Montag, 21. Oktober 2019

Luxushotel-Betreiber will Zahl der Hotels verdoppeln Kempinski will künftig auch Immobilien kaufen

Hotel Vier Jahreszeiten Kempinski in München
Hotel Vier Jahreszeiten Kempinski
Hotel Vier Jahreszeiten Kempinski in München

Die Luxushotelkette Kempinski will die Zahl der von ihr betriebenen Häuser verdoppeln. "Wir werden in den kommenden 24 Monaten dafür sorgen, dass wir über 100 Hotels haben", sagte der seit Juli amtierende Kempinski-Chef Martin Smura am Mittwochabend in München.

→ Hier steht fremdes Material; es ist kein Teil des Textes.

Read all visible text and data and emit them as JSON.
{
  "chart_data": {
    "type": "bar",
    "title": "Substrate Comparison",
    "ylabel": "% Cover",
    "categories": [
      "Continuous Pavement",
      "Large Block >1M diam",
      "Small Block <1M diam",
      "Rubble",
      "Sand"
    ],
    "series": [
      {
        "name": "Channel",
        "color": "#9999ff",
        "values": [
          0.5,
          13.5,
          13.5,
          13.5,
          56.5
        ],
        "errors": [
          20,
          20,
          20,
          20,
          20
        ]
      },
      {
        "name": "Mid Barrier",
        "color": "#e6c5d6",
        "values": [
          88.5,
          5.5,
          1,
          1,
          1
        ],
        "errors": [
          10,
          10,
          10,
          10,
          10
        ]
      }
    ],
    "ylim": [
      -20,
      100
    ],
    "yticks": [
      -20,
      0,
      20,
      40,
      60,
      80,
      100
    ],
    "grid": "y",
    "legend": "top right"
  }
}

Mittelfristig zielt Smura sogar auf 150 bis 200 Häuser. Das Erreichen von 150 im Jahr 2025 sei "durchaus vorstellbar". Weil einige Managementverträge auslaufen, wird diese Zahl laut Smura aber vorübergehend auf 72 sinken.

Derzeit besitzt Kempinski nur ein einziges Hotel selbst, das Vier Jahreszeiten in München. Mit seinen weltweiten Hotels erwirtschaftet Kempinski etwa 1,6 Milliarden Euro Umsatz und beschäftigt laut Smura 26.000 Mitarbeiter.

Auf die reine Betreiberrolle will sich Kempinski künftig nicht mehr beschränken, auch weil es wegen des gestiegenen Kostendrucks für Kempinski immer schwieriger werde, neue Betreiberverträge abzuschließen, wie Smura unlängst im Interview mit dem "Handelsblatt" erklärte. "Wir sind in unserem bisherigen Kerngeschäft nicht auskömmlich für die Zukunft aufgestellt." Wachstum sei für Kempinski in diesem Bereich "schwer möglich."

Das Geschäftsmodell von Kempinski ist im Kern, Hotels für andere Immobilienbesitzer gegen eine Umsatz- und Gewinnbeteiligung zu betreiben. "Aber in einem Markt, der stark umkämpft ist, lässt sich dieses Modell kaum noch durchsetzen." In Zukunft wolle Kempinksi Hotelimmobilien auch selbst erwerben, womöglich renovieren und dann unter eigener Marke weiterverpachten, sagte Smura in dem Interview.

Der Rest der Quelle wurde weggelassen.